If your child still wants to skate after taking a few lessons, it’s time to buy skates and safety equipment. (Many skate shops will deduct the rental price from the cost of a new pair of skates).

Buying skates and gear is generally a four-step process:

  1. Choose the type of skate. Recreational/fitness skates are fine for most beginners. If your child is a good skater who plays a lot of hockey, buy skates designed for street hockey, which are built to be quick and mobile and to withstand a lot of contact from sticks, pucks and, yes, crashes. Aggressive skates cost more and are designed for the more advanced, competitive skater.

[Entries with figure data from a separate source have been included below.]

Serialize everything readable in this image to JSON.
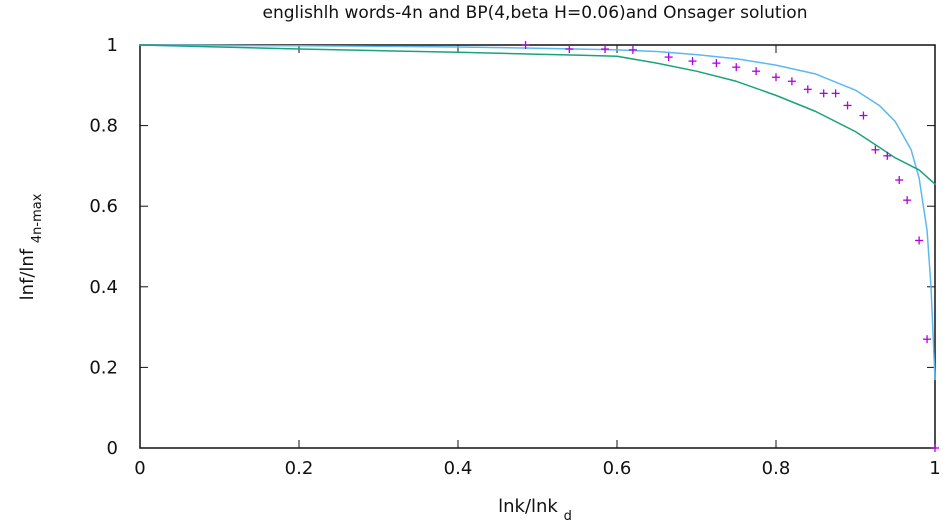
{
  "chart_data": {
    "type": "line",
    "title": "englishlh words-4n and BP(4,beta H=0.06)and Onsager solution",
    "xlabel": {
      "main": "lnk/lnk",
      "sub": "d"
    },
    "ylabel": {
      "main": "lnf/lnf",
      "sub": "4n-max"
    },
    "xlim": [
      0,
      1
    ],
    "ylim": [
      0,
      1
    ],
    "x_ticks": [
      0,
      0.2,
      0.4,
      0.6,
      0.8,
      1
    ],
    "y_ticks": [
      0,
      0.2,
      0.4,
      0.6,
      0.8,
      1
    ],
    "x_tick_labels": [
      "0",
      "0.2",
      "0.4",
      "0.6",
      "0.8",
      "1"
    ],
    "y_tick_labels": [
      "0",
      "0.2",
      "0.4",
      "0.6",
      "0.8",
      "1"
    ],
    "grid": false,
    "legend": "none",
    "series": [
      {
        "type": "line",
        "color": "#5bb8f0",
        "x": [
          0,
          0.1,
          0.2,
          0.3,
          0.4,
          0.5,
          0.6,
          0.65,
          0.7,
          0.75,
          0.8,
          0.85,
          0.9,
          0.93,
          0.95,
          0.97,
          0.98,
          0.99,
          0.995,
          1.0
        ],
        "y": [
          1,
          0.999,
          0.998,
          0.997,
          0.995,
          0.992,
          0.988,
          0.984,
          0.976,
          0.966,
          0.95,
          0.928,
          0.888,
          0.85,
          0.81,
          0.74,
          0.67,
          0.54,
          0.4,
          0.17
        ]
      },
      {
        "type": "line",
        "color": "#1aa37a",
        "x": [
          0,
          0.1,
          0.2,
          0.3,
          0.4,
          0.5,
          0.55,
          0.6,
          0.65,
          0.7,
          0.75,
          0.8,
          0.85,
          0.9,
          0.95,
          0.98,
          1.0
        ],
        "y": [
          1,
          0.995,
          0.99,
          0.986,
          0.982,
          0.977,
          0.975,
          0.972,
          0.955,
          0.935,
          0.91,
          0.875,
          0.835,
          0.785,
          0.72,
          0.69,
          0.655
        ]
      },
      {
        "type": "scatter",
        "marker": "+",
        "color": "#b000e0",
        "x": [
          0.485,
          0.54,
          0.585,
          0.62,
          0.665,
          0.695,
          0.725,
          0.75,
          0.775,
          0.8,
          0.82,
          0.84,
          0.86,
          0.875,
          0.89,
          0.91,
          0.925,
          0.94,
          0.955,
          0.965,
          0.98,
          0.99,
          1.0
        ],
        "y": [
          1.0,
          0.99,
          0.99,
          0.988,
          0.97,
          0.96,
          0.955,
          0.945,
          0.935,
          0.92,
          0.91,
          0.89,
          0.88,
          0.88,
          0.85,
          0.825,
          0.74,
          0.725,
          0.665,
          0.615,
          0.515,
          0.27,
          0.0
        ]
      }
    ]
  }
}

  2. Comparison shop. The big-name companies (Rollerblade, UltraWheels et. al.) know that parents don’t want to spend upwards of $100 on skates every year as their kids grow, so they have joined such manufacturers of less expensive skates (such as Variflex and Seneca) in offering recreational skates for the mass market in the $20 to $80 range. Best bet: look for skates in the $60 to $80 range, which you can upgrade later.

  3. Check How The Skates Fit. The skates should provide good ankle support. When your child bends at the knees, his heel shouldn’t lift up at all. The skates should be snug, but he should still be able to wiggle his toes.

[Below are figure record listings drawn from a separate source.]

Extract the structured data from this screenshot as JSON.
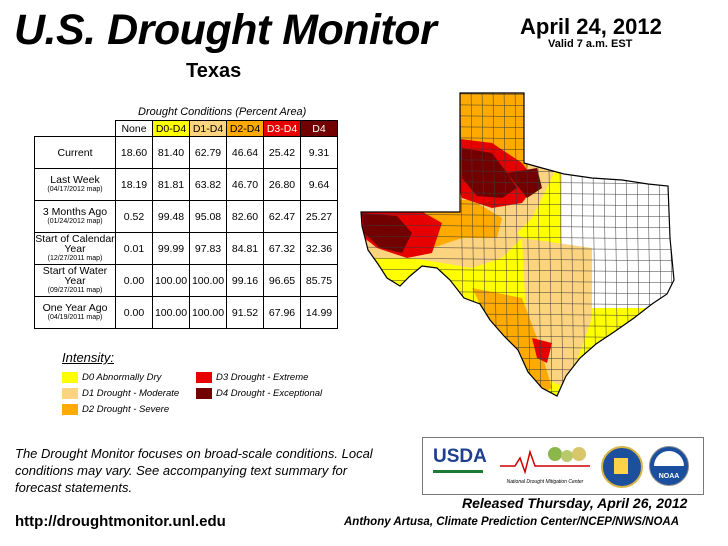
{
  "header": {
    "title": "U.S. Drought Monitor",
    "region": "Texas",
    "date": "April 24, 2012",
    "valid": "Valid 7 a.m. EST"
  },
  "table": {
    "caption": "Drought Conditions (Percent Area)",
    "columns": [
      "None",
      "D0-D4",
      "D1-D4",
      "D2-D4",
      "D3-D4",
      "D4"
    ],
    "column_colors": [
      "#ffffff",
      "#ffff00",
      "#fcd37f",
      "#ffaa00",
      "#e60000",
      "#730000"
    ],
    "rows": [
      {
        "label": "Current",
        "sub": "",
        "values": [
          "18.60",
          "81.40",
          "62.79",
          "46.64",
          "25.42",
          "9.31"
        ]
      },
      {
        "label": "Last Week",
        "sub": "(04/17/2012 map)",
        "values": [
          "18.19",
          "81.81",
          "63.82",
          "46.70",
          "26.80",
          "9.64"
        ]
      },
      {
        "label": "3 Months Ago",
        "sub": "(01/24/2012 map)",
        "values": [
          "0.52",
          "99.48",
          "95.08",
          "82.60",
          "62.47",
          "25.27"
        ]
      },
      {
        "label": "Start of Calendar Year",
        "sub": "(12/27/2011 map)",
        "values": [
          "0.01",
          "99.99",
          "97.83",
          "84.81",
          "67.32",
          "32.36"
        ]
      },
      {
        "label": "Start of Water Year",
        "sub": "(09/27/2011 map)",
        "values": [
          "0.00",
          "100.00",
          "100.00",
          "99.16",
          "96.65",
          "85.75"
        ]
      },
      {
        "label": "One Year Ago",
        "sub": "(04/19/2011 map)",
        "values": [
          "0.00",
          "100.00",
          "100.00",
          "91.52",
          "67.96",
          "14.99"
        ]
      }
    ]
  },
  "legend": {
    "title": "Intensity:",
    "items": [
      {
        "label": "D0 Abnormally Dry",
        "color": "#ffff00"
      },
      {
        "label": "D1 Drought - Moderate",
        "color": "#fcd37f"
      },
      {
        "label": "D2 Drought - Severe",
        "color": "#ffaa00"
      },
      {
        "label": "D3 Drought - Extreme",
        "color": "#e60000"
      },
      {
        "label": "D4 Drought - Exceptional",
        "color": "#730000"
      }
    ]
  },
  "footnote": "The Drought Monitor focuses on broad-scale conditions. Local conditions may vary. See accompanying text summary for forecast statements.",
  "url": "http://droughtmonitor.unl.edu",
  "released": "Released Thursday, April 26, 2012",
  "credit": "Anthony Artusa, Climate Prediction Center/NCEP/NWS/NOAA",
  "logos": {
    "usda": "USDA",
    "ndmc": "National Drought Mitigation Center",
    "doc_icon": "commerce-seal-icon",
    "noaa": "NOAA"
  }
}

  4. Buy Protective Gear. Your child needs:

    • A helmet certified by the American National Standards Institute, the American Society for Testing and Materials (ASTM), the Snell Memorial Foundation, or the Consumer Product Safety Commission. Bicycle helmets offer some protection to in-line skaters, but aggressive skaters should look for helmets sold specifically for the sport that cover more of the head, especially in the back.

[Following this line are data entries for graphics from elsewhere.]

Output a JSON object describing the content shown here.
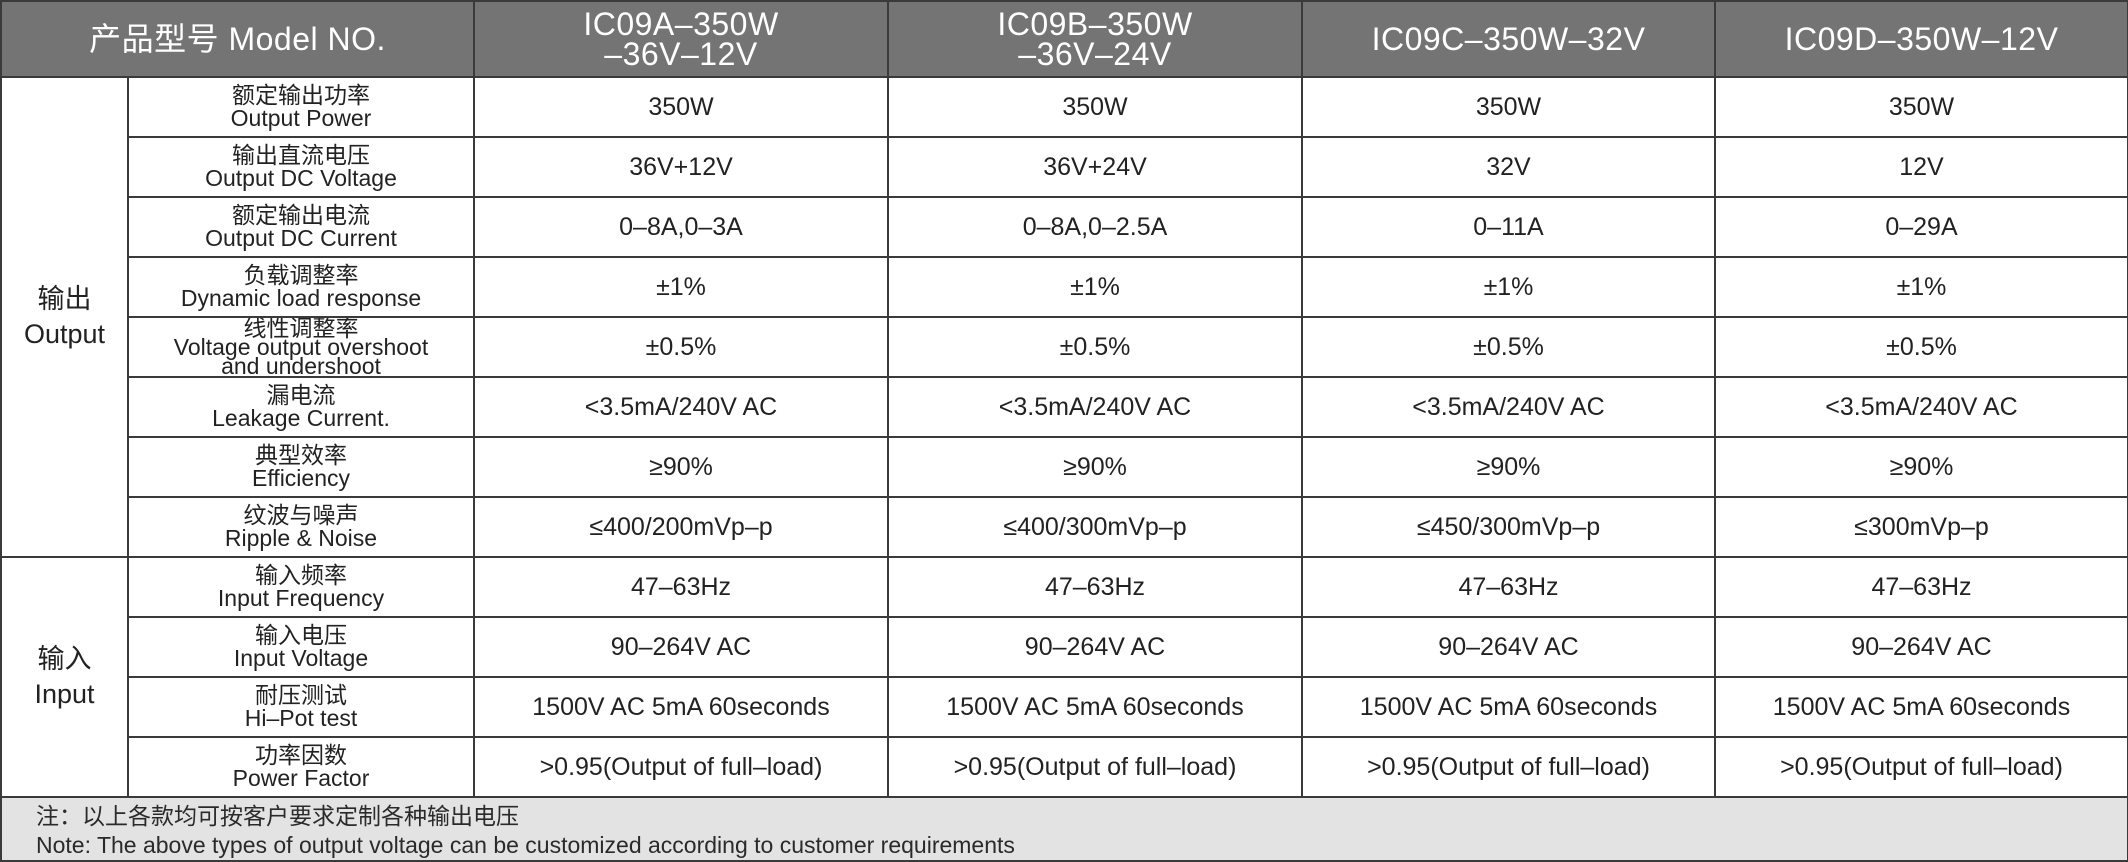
{
  "header": {
    "model_label": "产品型号 Model NO.",
    "models": [
      [
        "IC09A–350W",
        "–36V–12V"
      ],
      [
        "IC09B–350W",
        "–36V–24V"
      ],
      [
        "IC09C–350W–32V"
      ],
      [
        "IC09D–350W–12V"
      ]
    ]
  },
  "groups": [
    {
      "zh": "输出",
      "en": "Output",
      "rows": [
        {
          "param_zh": "额定输出功率",
          "param_en": [
            "Output Power"
          ],
          "values": [
            "350W",
            "350W",
            "350W",
            "350W"
          ]
        },
        {
          "param_zh": "输出直流电压",
          "param_en": [
            "Output DC Voltage"
          ],
          "values": [
            "36V+12V",
            "36V+24V",
            "32V",
            "12V"
          ]
        },
        {
          "param_zh": "额定输出电流",
          "param_en": [
            "Output DC Current"
          ],
          "values": [
            "0–8A,0–3A",
            "0–8A,0–2.5A",
            "0–11A",
            "0–29A"
          ]
        },
        {
          "param_zh": "负载调整率",
          "param_en": [
            "Dynamic load response"
          ],
          "values": [
            "±1%",
            "±1%",
            "±1%",
            "±1%"
          ]
        },
        {
          "param_zh": "线性调整率",
          "param_en": [
            "Voltage output overshoot",
            "and undershoot"
          ],
          "values": [
            "±0.5%",
            "±0.5%",
            "±0.5%",
            "±0.5%"
          ]
        },
        {
          "param_zh": "漏电流",
          "param_en": [
            "Leakage Current."
          ],
          "values": [
            "<3.5mA/240V AC",
            "<3.5mA/240V AC",
            "<3.5mA/240V AC",
            "<3.5mA/240V AC"
          ]
        },
        {
          "param_zh": "典型效率",
          "param_en": [
            "Efficiency"
          ],
          "values": [
            "≥90%",
            "≥90%",
            "≥90%",
            "≥90%"
          ]
        },
        {
          "param_zh": "纹波与噪声",
          "param_en": [
            "Ripple & Noise"
          ],
          "values": [
            "≤400/200mVp–p",
            "≤400/300mVp–p",
            "≤450/300mVp–p",
            "≤300mVp–p"
          ]
        }
      ]
    },
    {
      "zh": "输入",
      "en": "Input",
      "rows": [
        {
          "param_zh": "输入频率",
          "param_en": [
            "Input Frequency"
          ],
          "values": [
            "47–63Hz",
            "47–63Hz",
            "47–63Hz",
            "47–63Hz"
          ]
        },
        {
          "param_zh": "输入电压",
          "param_en": [
            "Input Voltage"
          ],
          "values": [
            "90–264V AC",
            "90–264V AC",
            "90–264V AC",
            "90–264V AC"
          ]
        },
        {
          "param_zh": "耐压测试",
          "param_en": [
            "Hi–Pot test"
          ],
          "values": [
            "1500V AC 5mA 60seconds",
            "1500V AC 5mA 60seconds",
            "1500V AC 5mA 60seconds",
            "1500V AC 5mA 60seconds"
          ]
        },
        {
          "param_zh": "功率因数",
          "param_en": [
            "Power Factor"
          ],
          "values": [
            ">0.95(Output of full–load)",
            ">0.95(Output of full–load)",
            ">0.95(Output of full–load)",
            ">0.95(Output of full–load)"
          ]
        }
      ]
    }
  ],
  "note": {
    "zh": "注：以上各款均可按客户要求定制各种输出电压",
    "en": "Note: The above types of output voltage can be customized according to customer requirements"
  }
}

    • Wrist guards. The CPSC reports that as many as one-third of in-line skating emergency room treated injuries could be prevented or lessened in severity by the use of wrist guards.

    • Kneepads

    • Elbow pads

Both the Consumer Product Safety Commission and the American Academy of Pediatrics (AAP) believe that wearing proper safety gear (helmet, wrist guards, and knee and elbow pads) is essential for safe skating and to prevent injuries. The statistics bear out their recommendations: half of those injured inline skating were not wearing any safety gear; skaters wearing full gear accounted for only 7% of the injuries!